In a 5-4 decision, the Supreme Court of the United States held that copyright law does not protect annotations contained in the official annotated compilation of state statutes. Georgia v. Public.Resource.Org, Inc., Case No. 18-1150 (Supr. Ct. Apr. 27, 2020) (Roberts, Justice) (Thomas, Justice, dissenting) (Ginsburg, Justice, dissenting).
The State of Georgia has one official code: the Official Code of Georgia Annotated (OCGA). The OCGA is compiled and annotated by Lexis under a contract with the Georgia Revision Commission, an arm of the Georgia General Assembly, with summaries of judicial opinions applying a given statute, editor’s notes, excerpts from law review articles and other research references. The contract specifies that the Commission owns the copyright to the OCGA and grants Lexis the exclusive right to publish, distribute and sell copies of the OCGA. The nonprofit group Public.Resource.Org, Inc. (PRO), which is dedicated to providing free access to public documents, purchased a copy of the OCGA and distributed it via its free website. The Commission sued PRO for copyright infringement as it related to the annotations. PRO filed a counterclaim seeking a declaratory judgment that the entire OCGA, including annotations, fell in the public domain.
The district court concluded that the annotations were eligible for copyright protection because they were “not enacted into law” and lacked “the force of law,” and enjoined PRO from its distribution activities. The US Court of Appeals for the 11th Circuit reversed, finding that the OCGA could not be copyrighted because the OCGA was approved by the Georgia General Assembly. The 11th Circuit held that the true “author” of the OCGA was the state and thus the OCGA was in the “public domain.” The State of Georgia appealed to the Supreme Court.
Opinion of the Court
Analyzing the case under the venerable “government edicts” doctrine, the Supreme Court held the OCGA annotations ineligible for copyright, explaining that the animating principle is that no one can own the law. The doctrine focuses on the construction of the statutory term “author” and holds that judges cannot be the “author[s]” of “whatever work they perform in their capacity” as lawmakers. The Court explained that legislators, in a manner similar to judges, have the authority to make law and thus cannot be “authors” under the Copyright Act. The Court explained that the doctrine applies to whatever work legislators perform in their capacity as legislators, including explanatory and procedural materials created in the discharge of their legislative duties.
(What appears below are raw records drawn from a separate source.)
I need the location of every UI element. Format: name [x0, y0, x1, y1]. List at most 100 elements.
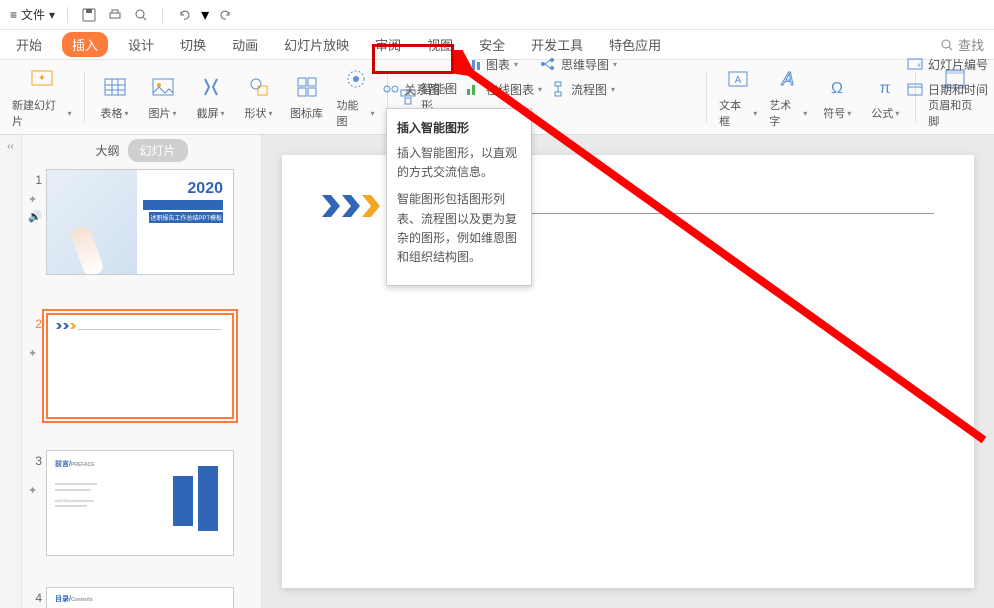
tab-insert[interactable]: 插入 — [62, 32, 108, 57]
slide-panel: 大纲 幻灯片 1 2020 述职报告工作总结PPT模板 ✦ 🔊 2 — [22, 135, 262, 608]
chart-icon — [464, 55, 482, 73]
search-icon — [940, 38, 954, 52]
tab-transition[interactable]: 切换 — [174, 31, 212, 58]
slide-number-icon: # — [906, 55, 924, 73]
chevron-down-icon: ▾ — [49, 8, 55, 22]
animation-marker-icon: ✦ — [28, 484, 44, 497]
symbol-label: 符号 — [823, 105, 845, 121]
datetime-button[interactable]: 日期和时间 — [902, 76, 992, 102]
thumb-row-4: 4 目录/Contents 01年度工作内容概述 02工作性成绩展示 03成功后… — [26, 587, 257, 608]
mindmap-button[interactable]: 思维导图 ▾ — [535, 51, 621, 77]
svg-text:✦: ✦ — [38, 73, 46, 84]
thumb-num-2: 2 — [26, 313, 42, 331]
tab-start[interactable]: 开始 — [10, 31, 48, 58]
equation-button[interactable]: π 公式▾ — [863, 65, 907, 129]
new-slide-button[interactable]: ✦ 新建幻灯片▾ — [8, 65, 76, 129]
slide-number-label: 幻灯片编号 — [928, 56, 988, 73]
thumb-3[interactable]: 前言/PREFACE xxxxxxxxxxxxxxxxxxxxxxxxxxxxx… — [46, 450, 234, 556]
print-icon[interactable] — [106, 6, 124, 24]
slide-canvas[interactable] — [262, 135, 994, 608]
file-menu[interactable]: ≡ 文件 ▾ — [10, 6, 55, 23]
thumb-num-3: 3 — [26, 450, 42, 468]
svg-text:π: π — [880, 80, 891, 97]
picture-button[interactable]: 图片▾ — [141, 65, 185, 129]
flowchart-icon — [549, 80, 567, 98]
symbol-icon: Ω — [823, 73, 851, 101]
tooltip-smart-art: 插入智能图形 插入智能图形，以直观的方式交流信息。 智能图形包括图形列表、流程图… — [386, 108, 532, 286]
symbol-button[interactable]: Ω 符号▾ — [815, 65, 859, 129]
tab-review[interactable]: 审阅 — [369, 31, 407, 58]
func-chart-button[interactable]: 功能图▾ — [333, 65, 379, 129]
tab-design[interactable]: 设计 — [122, 31, 160, 58]
flowchart-label: 流程图 — [571, 81, 607, 98]
picture-label: 图片 — [148, 105, 170, 121]
datetime-label: 日期和时间 — [928, 81, 988, 98]
outline-tab[interactable]: 大纲 — [95, 142, 119, 159]
equation-icon: π — [871, 73, 899, 101]
svg-text:Ω: Ω — [831, 80, 843, 97]
tab-slideshow[interactable]: 幻灯片放映 — [278, 31, 355, 58]
undo-icon[interactable] — [175, 6, 193, 24]
s4-title: 目录/ — [55, 596, 71, 603]
thumb-row-1: 1 2020 述职报告工作总结PPT模板 — [26, 169, 257, 275]
flowchart-button[interactable]: 流程图 ▾ — [545, 76, 619, 102]
tab-view[interactable]: 视图 — [421, 31, 459, 58]
s4-sub: Contents — [71, 597, 93, 603]
svg-text:A: A — [781, 69, 794, 89]
relation-icon — [382, 80, 400, 98]
file-menu-label: 文件 — [21, 6, 45, 23]
shapes-button[interactable]: 形状▾ — [237, 65, 281, 129]
textbox-button[interactable]: A 文本框▾ — [715, 65, 761, 129]
mindmap-icon — [539, 55, 557, 73]
slides-tab[interactable]: 幻灯片 — [128, 139, 188, 162]
print-preview-icon[interactable] — [132, 6, 150, 24]
table-label: 表格 — [100, 105, 122, 121]
save-icon[interactable] — [80, 6, 98, 24]
slide-number-button[interactable]: # 幻灯片编号 — [902, 51, 992, 77]
screenshot-label: 截屏 — [196, 105, 218, 121]
quick-access-toolbar: ≡ 文件 ▾ ▾ — [0, 0, 994, 30]
shapes-icon — [245, 73, 273, 101]
thumb-row-3: 3 前言/PREFACE xxxxxxxxxxxxxxxxxxxxxxxxxxx… — [26, 450, 257, 556]
thumb-1[interactable]: 2020 述职报告工作总结PPT模板 — [46, 169, 234, 275]
screenshot-icon — [197, 73, 225, 101]
func-chart-label: 功能图 — [337, 97, 369, 129]
thumb-row-2: 2 — [26, 313, 257, 419]
s1-year: 2020 — [187, 180, 223, 198]
animation-marker-icon: ✦ — [28, 193, 44, 206]
chart-button[interactable]: 图表 ▾ — [460, 51, 522, 77]
tooltip-p2: 智能图形包括图形列表、流程图以及更为复杂的图形，例如维恩图和组织结构图。 — [397, 190, 521, 267]
wordart-button[interactable]: A 艺术字▾ — [765, 65, 811, 129]
chart-label: 图表 — [486, 56, 510, 73]
s3-title: 前言/ — [55, 461, 71, 468]
hamburger-icon: ≡ — [10, 8, 17, 22]
relation-button[interactable]: 关系图 ▾ — [378, 76, 452, 102]
table-icon — [101, 73, 129, 101]
table-button[interactable]: 表格▾ — [93, 65, 137, 129]
icon-library-button[interactable]: 图标库 — [285, 65, 329, 129]
wordart-label: 艺术字 — [769, 97, 801, 129]
icon-lib-label: 图标库 — [290, 105, 323, 121]
online-chart-label: 在线图表 — [486, 81, 534, 98]
tab-animation[interactable]: 动画 — [226, 31, 264, 58]
equation-label: 公式 — [871, 105, 893, 121]
thumb-header: 大纲 幻灯片 — [22, 135, 261, 165]
svg-text:A: A — [735, 75, 742, 86]
thumb-num-4: 4 — [26, 587, 42, 605]
nav-strip: ‹‹ — [0, 135, 22, 608]
screenshot-button[interactable]: 截屏▾ — [189, 65, 233, 129]
collapse-icon[interactable]: ‹‹ — [7, 141, 14, 152]
audio-marker-icon: 🔊 — [28, 210, 44, 223]
tooltip-title: 插入智能图形 — [397, 119, 521, 136]
s1-title: 述职报告工作总结PPT模板 — [149, 212, 223, 223]
slide-arrows-graphic — [322, 195, 380, 217]
thumb-2[interactable] — [46, 313, 234, 419]
textbox-icon: A — [724, 65, 752, 93]
undo-chevron-icon[interactable]: ▾ — [201, 5, 209, 25]
thumb-4[interactable]: 目录/Contents 01年度工作内容概述 02工作性成绩展示 03成功后期经… — [46, 587, 234, 608]
wordart-icon: A — [774, 65, 802, 93]
new-slide-icon: ✦ — [28, 65, 56, 93]
relation-label: 关系图 — [404, 81, 440, 98]
redo-icon[interactable] — [217, 6, 235, 24]
online-chart-button[interactable]: 在线图表 ▾ — [460, 76, 546, 102]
Applying this framework, the Court held that the annotations to the OCGA are not copyrightable because the author of the annotations under the Copyright Act is the Commission, which functions as an arm of the Georgia legislature in creating the annotations in the discharge of its legislative duties.
The Court rejected Georgia’s argument that excluding the OCGA annotations from copyright protection conflicts with the text of the Copyright Act, which permits “annotations” among the kinds of work eligible for protection. The Court found that the relevant provision refers only to “annotations . . . which . . . represent an original work of authorship,” and that the OCGA annotations do not fit that description because they are prepared by a legislative body that cannot be deemed an “author” of the works it creates in its official capacity.
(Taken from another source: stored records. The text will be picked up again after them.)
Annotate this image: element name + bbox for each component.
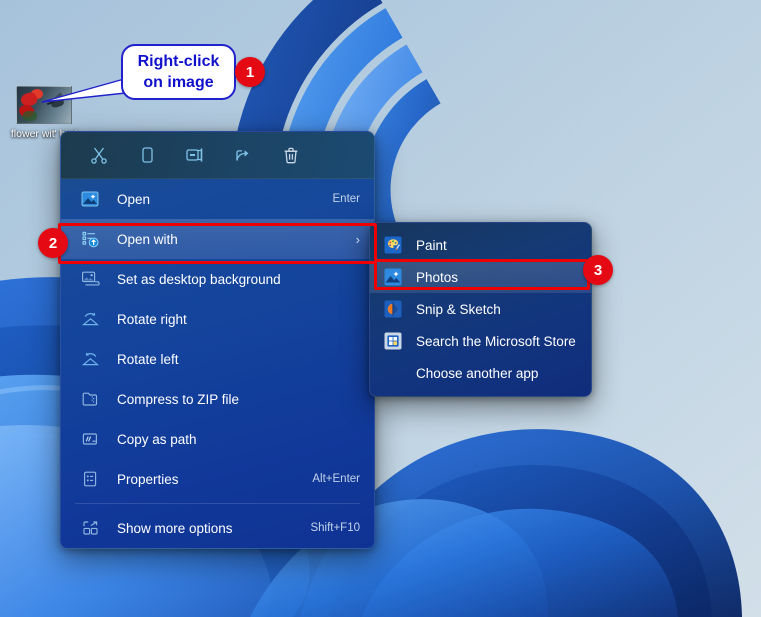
- zip-folder-icon: [77, 388, 103, 410]
- submenu-item-choose-another-app[interactable]: Choose another app: [370, 357, 591, 389]
- menu-item-label: Open: [117, 191, 151, 207]
- submenu-item-label: Photos: [416, 269, 459, 285]
- menu-item-label: Compress to ZIP file: [117, 391, 240, 407]
- menu-item-rotate-left[interactable]: Rotate left: [61, 339, 374, 379]
- context-menu[interactable]: Open Enter Open with › Set as desktop ba…: [60, 131, 375, 549]
- submenu-item-label: Search the Microsoft Store: [416, 333, 576, 349]
- submenu-item-search-microsoft-store[interactable]: Search the Microsoft Store: [370, 325, 591, 357]
- menu-item-label: Show more options: [117, 520, 233, 536]
- menu-item-label: Set as desktop background: [117, 271, 281, 287]
- menu-item-label: Properties: [117, 471, 179, 487]
- menu-item-label: Rotate left: [117, 351, 179, 367]
- menu-item-open[interactable]: Open Enter: [61, 179, 374, 219]
- paint-icon: [383, 235, 403, 255]
- photo-icon: [77, 188, 103, 210]
- desktop-background-icon: [77, 268, 103, 290]
- cut-icon[interactable]: [75, 138, 123, 172]
- menu-item-compress-to-zip[interactable]: Compress to ZIP file: [61, 379, 374, 419]
- menu-item-accelerator: Shift+F10: [310, 522, 360, 534]
- openwith-icon: [77, 228, 103, 250]
- menu-item-show-more-options[interactable]: Show more options Shift+F10: [61, 508, 374, 548]
- menu-item-accelerator: Alt+Enter: [312, 473, 360, 485]
- open-with-submenu[interactable]: Paint Photos Snip & Sketch Search the Mi…: [369, 222, 592, 397]
- submenu-item-paint[interactable]: Paint: [370, 229, 591, 261]
- submenu-item-photos[interactable]: Photos: [370, 261, 591, 293]
- menu-item-properties[interactable]: Properties Alt+Enter: [61, 459, 374, 499]
- menu-item-label: Rotate right: [117, 311, 187, 327]
- photos-icon: [383, 267, 403, 287]
- menu-item-open-with[interactable]: Open with ›: [61, 219, 374, 259]
- menu-item-label: Open with: [117, 231, 178, 247]
- copy-as-path-icon: [77, 428, 103, 450]
- callout-bubble: Right-click on image: [121, 44, 236, 100]
- context-menu-toolbar[interactable]: [61, 132, 374, 179]
- microsoft-store-icon: [383, 331, 403, 351]
- rotate-left-icon: [77, 348, 103, 370]
- rotate-right-icon: [77, 308, 103, 330]
- submenu-item-label: Paint: [416, 237, 447, 253]
- desktop-screen: flower wit' bird Open Enter Open with › …: [0, 0, 761, 617]
- chevron-right-icon: ›: [355, 231, 360, 247]
- step-badge-1: 1: [235, 57, 265, 87]
- submenu-item-label: Snip & Sketch: [416, 301, 501, 317]
- copy-icon[interactable]: [123, 138, 171, 172]
- show-more-options-icon: [77, 517, 103, 539]
- menu-item-accelerator: Enter: [332, 193, 361, 205]
- menu-item-label: Copy as path: [117, 431, 197, 447]
- menu-item-rotate-right[interactable]: Rotate right: [61, 299, 374, 339]
- share-icon[interactable]: [219, 138, 267, 172]
- step-badge-3: 3: [583, 255, 613, 285]
- callout-text: Right-click on image: [137, 53, 220, 91]
- snip-sketch-icon: [383, 299, 403, 319]
- menu-item-copy-as-path[interactable]: Copy as path: [61, 419, 374, 459]
- submenu-item-snip-and-sketch[interactable]: Snip & Sketch: [370, 293, 591, 325]
- image-thumbnail[interactable]: [16, 86, 72, 124]
- properties-icon: [77, 468, 103, 490]
- submenu-item-label: Choose another app: [416, 365, 539, 381]
- delete-icon[interactable]: [267, 138, 315, 172]
- rename-icon[interactable]: [171, 138, 219, 172]
- step-badge-2: 2: [38, 228, 68, 258]
- menu-separator: [75, 503, 360, 504]
- menu-item-set-as-desktop-background[interactable]: Set as desktop background: [61, 259, 374, 299]
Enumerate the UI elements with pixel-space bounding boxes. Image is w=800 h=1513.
The Court also rejected Georgia’s attempt to frame the government edicts doctrine to focus exclusively on whether a particular work has the force of law. The Court noted that Georgia’s conception of the doctrine as distinguishing between different categories of content with different effects has less of a textual footing than the traditional formulation, which focuses on the identity of the author. The Court explained that Georgia’s characterization of the OCGA annotations as non-binding and non-authoritative undersells the practical significance of the annotations to litigants and citizens, and would logically permit states to hide all non-binding judicial and legislative work product—including dissents and legislative history—behind a paywall.
Justice Thomas penned a dissenting opinion (in which Justice Alito joined and Justice Breyer joined in part) arguing that the 19th century government edicts doctrine only establishes that judicial opinions cannot be copyrighted, but does not exclude from copyright protection notes that are prepared by an official court reporter and published together with the reported opinions. The dissent argued that there is no reason why the same logic would not apply to statutes and regulations, meaning that while statutes and regulations cannot be copyrighted, accompanying notes lacking legal force can be protected.
Justice Ginsburg, joined by Justice Breyer, also dissented, arguing that annotations to the OCGA are not written by the Commission in its legislative capacity. This dissent argued that annotations are not part of the lawmaking process because:
- The annotations are not created contemporaneously with the statutes, but are instead drafted after lawmaking ends.
- The annotations do not convey the legislature’s view of the law, but instead summarize writings in which others express views on a given statute.
The annotations aim to inform the citizenry at large and are not commissioned by the legislature to aid in lawmaking.